このキャンペーン効果は絶大な反響を呼び、広告がリリースされてから株価はわずか1ヵ月以内に5%上昇、オンラインのセールスは祝日のレイバーデー後、なんと1週間で31%増加していたことがわかりました。このキャンペーンは、全世界の人々に向けてとても深い意味が込められた忘れられないメッセージスローガンとなりました。結果としてこの問いかけに対するサポートは大きな数字として表れ大成功だったと言えます。
ナイキがコリン氏を利用したという賛否両論な意見もありますが、このキャンペーンの真意を知ることで、彼がとった行動やこのニュースを知った人もいるのではないのでしょうか。
偉大なレジェンドたちの他界と今後
アメリカのファッションデザイナー、ケイト・スペードは昨年6月にマンハッタンの自宅のアパートで自殺をしていたことがわかりました。ケイトは2007年に夫アンディ・スペードとブランドを売却し、2016年に娘の名前を用いたシューズ、バッグブランド「フランシス ヴァレンタイン」をスタートさせたばかりでした。
またフランスのアイコニックデザイナー、ユベール・ド・ジバンシィも3月に91歳でこの世を去りました。彼はオードリー・ヘップバーンとも深い親交があり、彼女の代表作「ティファニーで朝食を」や「麗しのサブリナ」などの有名なシーンの衣装を手掛けたことで知られています。

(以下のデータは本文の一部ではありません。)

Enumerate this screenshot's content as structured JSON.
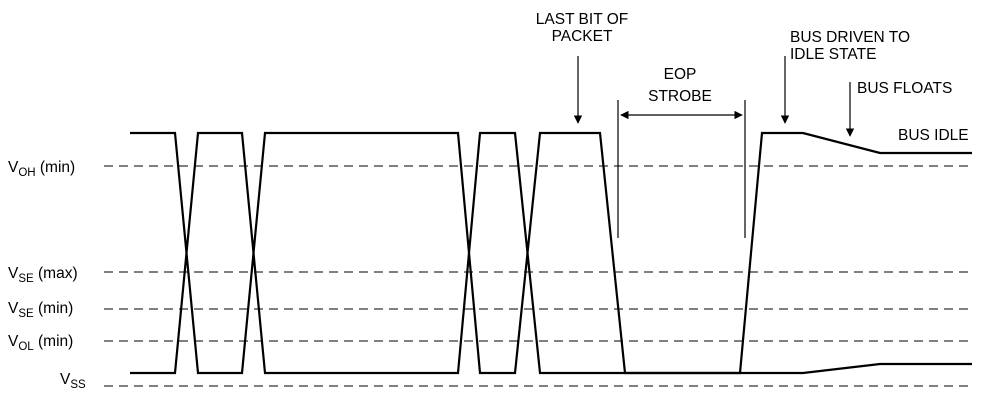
{
  "levels": [
    {
      "main": "V",
      "sub": "OH",
      "suffix": " (min)"
    },
    {
      "main": "V",
      "sub": "SE",
      "suffix": " (max)"
    },
    {
      "main": "V",
      "sub": "SE",
      "suffix": " (min)"
    },
    {
      "main": "V",
      "sub": "OL",
      "suffix": " (min)"
    },
    {
      "main": "V",
      "sub": "SS",
      "suffix": ""
    }
  ],
  "annotations": {
    "last_bit_line1": "LAST BIT OF",
    "last_bit_line2": "PACKET",
    "eop_line1": "EOP",
    "eop_line2": "STROBE",
    "bus_driven_line1": "BUS DRIVEN TO",
    "bus_driven_line2": "IDLE STATE",
    "bus_floats": "BUS FLOATS",
    "bus_idle": "BUS IDLE"
  }
}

さらにその1ヵ月後ハンドバックデザイナーのジュディス・リーバーも97歳でこの世を去りました。ラグジュアリーでまるで宝石のようなハンドバックは、ダイアナロスやバーバラ・ブッシュ、サラ・ジェシカ・パーカーなど多くの著名人に今でも愛され続けています。
2017年、ケイト・スペードと言えばコーチと統合しタペストリーとなったことや、ジバンシィは女性クリエイティブディレクターにクレア・ワイト・ケラーを起用したことはまだ記憶に新しいニュースです。今後も偉大なデザイナーたちの意志を継承し、後継者たちがどのようにブランドに新しい風を吹き込んでくれるのか目が離せません。
ヴィクトリアズ・シークレットが直面するこれから
ヴィクトリアズ・シークレットのファッションショーが批判を浴び続けているのは今に始まったことではありません。2018年、「ダイバーシティ(多様性)」を掲げるキャンペーンがあちらこちらで叫ばれていたのにもかかわらず、毎回壮大なモデルキャスティングを行う同社は、プラスサイズモデルを起用せず、ボディ・ダイバーシティーが不足していると大きく指摘を受けました。

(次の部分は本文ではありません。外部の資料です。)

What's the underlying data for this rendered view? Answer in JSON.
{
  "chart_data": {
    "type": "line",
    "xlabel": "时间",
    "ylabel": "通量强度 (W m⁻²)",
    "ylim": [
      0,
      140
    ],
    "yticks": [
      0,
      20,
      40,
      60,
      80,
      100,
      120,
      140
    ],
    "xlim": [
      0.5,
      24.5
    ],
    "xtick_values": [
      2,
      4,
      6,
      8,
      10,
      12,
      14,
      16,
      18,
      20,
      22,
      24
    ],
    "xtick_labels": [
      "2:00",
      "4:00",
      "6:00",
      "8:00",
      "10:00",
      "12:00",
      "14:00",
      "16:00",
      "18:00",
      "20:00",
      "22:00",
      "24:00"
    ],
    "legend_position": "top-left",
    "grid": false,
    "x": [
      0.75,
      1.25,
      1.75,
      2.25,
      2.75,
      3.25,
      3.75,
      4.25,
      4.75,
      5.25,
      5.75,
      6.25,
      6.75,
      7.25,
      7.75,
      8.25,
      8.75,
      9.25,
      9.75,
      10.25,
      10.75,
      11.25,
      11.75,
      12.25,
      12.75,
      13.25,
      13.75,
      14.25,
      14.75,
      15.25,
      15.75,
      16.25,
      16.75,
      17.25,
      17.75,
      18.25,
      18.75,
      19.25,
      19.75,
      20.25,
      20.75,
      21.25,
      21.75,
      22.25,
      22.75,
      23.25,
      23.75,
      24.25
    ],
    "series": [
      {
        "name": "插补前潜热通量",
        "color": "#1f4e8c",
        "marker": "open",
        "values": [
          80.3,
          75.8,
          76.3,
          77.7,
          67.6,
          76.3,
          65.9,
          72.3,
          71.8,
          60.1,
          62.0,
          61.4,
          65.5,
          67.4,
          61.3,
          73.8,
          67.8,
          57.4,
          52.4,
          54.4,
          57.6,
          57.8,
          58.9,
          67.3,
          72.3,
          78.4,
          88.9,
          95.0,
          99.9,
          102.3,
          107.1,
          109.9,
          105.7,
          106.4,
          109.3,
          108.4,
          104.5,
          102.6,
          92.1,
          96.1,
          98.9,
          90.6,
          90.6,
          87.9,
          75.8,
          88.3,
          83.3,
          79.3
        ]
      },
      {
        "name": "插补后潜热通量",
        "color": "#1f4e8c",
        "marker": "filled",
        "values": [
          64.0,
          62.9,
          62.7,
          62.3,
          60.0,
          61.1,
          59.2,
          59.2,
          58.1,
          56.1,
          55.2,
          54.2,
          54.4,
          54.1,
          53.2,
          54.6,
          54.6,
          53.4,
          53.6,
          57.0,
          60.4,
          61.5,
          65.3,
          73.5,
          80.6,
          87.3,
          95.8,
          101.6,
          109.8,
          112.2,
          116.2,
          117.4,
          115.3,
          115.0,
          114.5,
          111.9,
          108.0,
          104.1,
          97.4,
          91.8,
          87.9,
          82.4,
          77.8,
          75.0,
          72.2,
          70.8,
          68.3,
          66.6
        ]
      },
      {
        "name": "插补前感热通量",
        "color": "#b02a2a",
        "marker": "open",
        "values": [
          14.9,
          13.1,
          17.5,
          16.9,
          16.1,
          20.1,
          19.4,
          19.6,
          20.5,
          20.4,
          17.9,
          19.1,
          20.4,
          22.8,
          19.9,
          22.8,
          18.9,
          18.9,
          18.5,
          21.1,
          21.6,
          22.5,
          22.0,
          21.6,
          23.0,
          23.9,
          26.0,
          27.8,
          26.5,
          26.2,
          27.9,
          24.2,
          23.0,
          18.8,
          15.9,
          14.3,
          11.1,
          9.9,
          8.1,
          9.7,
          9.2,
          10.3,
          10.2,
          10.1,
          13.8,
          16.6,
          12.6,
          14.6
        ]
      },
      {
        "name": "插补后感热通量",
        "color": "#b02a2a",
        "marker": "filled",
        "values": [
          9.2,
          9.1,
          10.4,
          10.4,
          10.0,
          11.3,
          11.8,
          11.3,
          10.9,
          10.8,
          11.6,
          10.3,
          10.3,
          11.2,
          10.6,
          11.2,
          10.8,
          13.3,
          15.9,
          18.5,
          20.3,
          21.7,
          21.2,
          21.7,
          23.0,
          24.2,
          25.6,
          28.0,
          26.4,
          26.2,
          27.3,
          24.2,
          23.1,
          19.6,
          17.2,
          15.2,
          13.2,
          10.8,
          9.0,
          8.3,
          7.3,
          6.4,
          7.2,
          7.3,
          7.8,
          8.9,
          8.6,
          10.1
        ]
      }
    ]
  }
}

しかし、ヴィクトリアズ・シークレットはVOUGUEのインタビューで、カーヴィーモデルやトランスモデルはブランドのコンセプトにはまらないと強気な返答。それに対しヘルスコンシャスでありのままのボディをサポートするランジェリーブランド、サードラブは、ニューヨークタイムスの全面にこの問題を厳しく批判するオープンレターを掲載し、メディアを通じて怒りの気持ちを表しました。

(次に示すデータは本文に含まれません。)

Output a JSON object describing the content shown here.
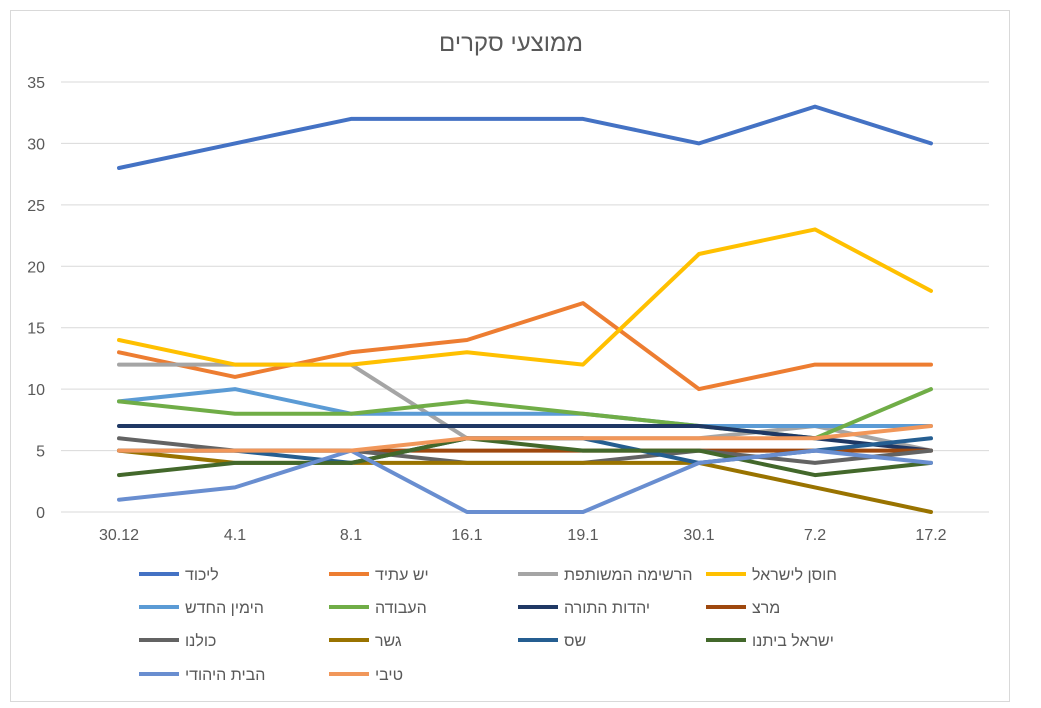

今後、サードラブのようなヴィクトリアズ・シークレットとはまったく異なる路線のブランドの勢いがさらに加速するのではないでしょうか。また、ヴィクトリアズ・シークレットが汚名返上を兼ねてどのように時代のニーズと独自のコンセプトをうまく織り交ぜ、新しいコンセプトを提案できるのかが見どころです。
2019年のファッションはどうなる?
ニューヨークのファッションは驚くほどの勢いとスピードで絶えず変化をしています。2019年はファッション業界にとってよりいっそう挑戦的な年になるのではないでしょうか。
2018年のニュースからも読み取れるように消費者は「何を、どこで、どのように物を買うのか」、お金の使い方にも慎重になってきていることが伺えます。目に見えない付加価値をどうやって理解してもらうことができるかがキーポイントになってくるでしょう。
今年はファッションだけにとどまらず、一つのランゲージとしてまたプラットフォームとして新しいサービスや事業が出てくることに期待しています。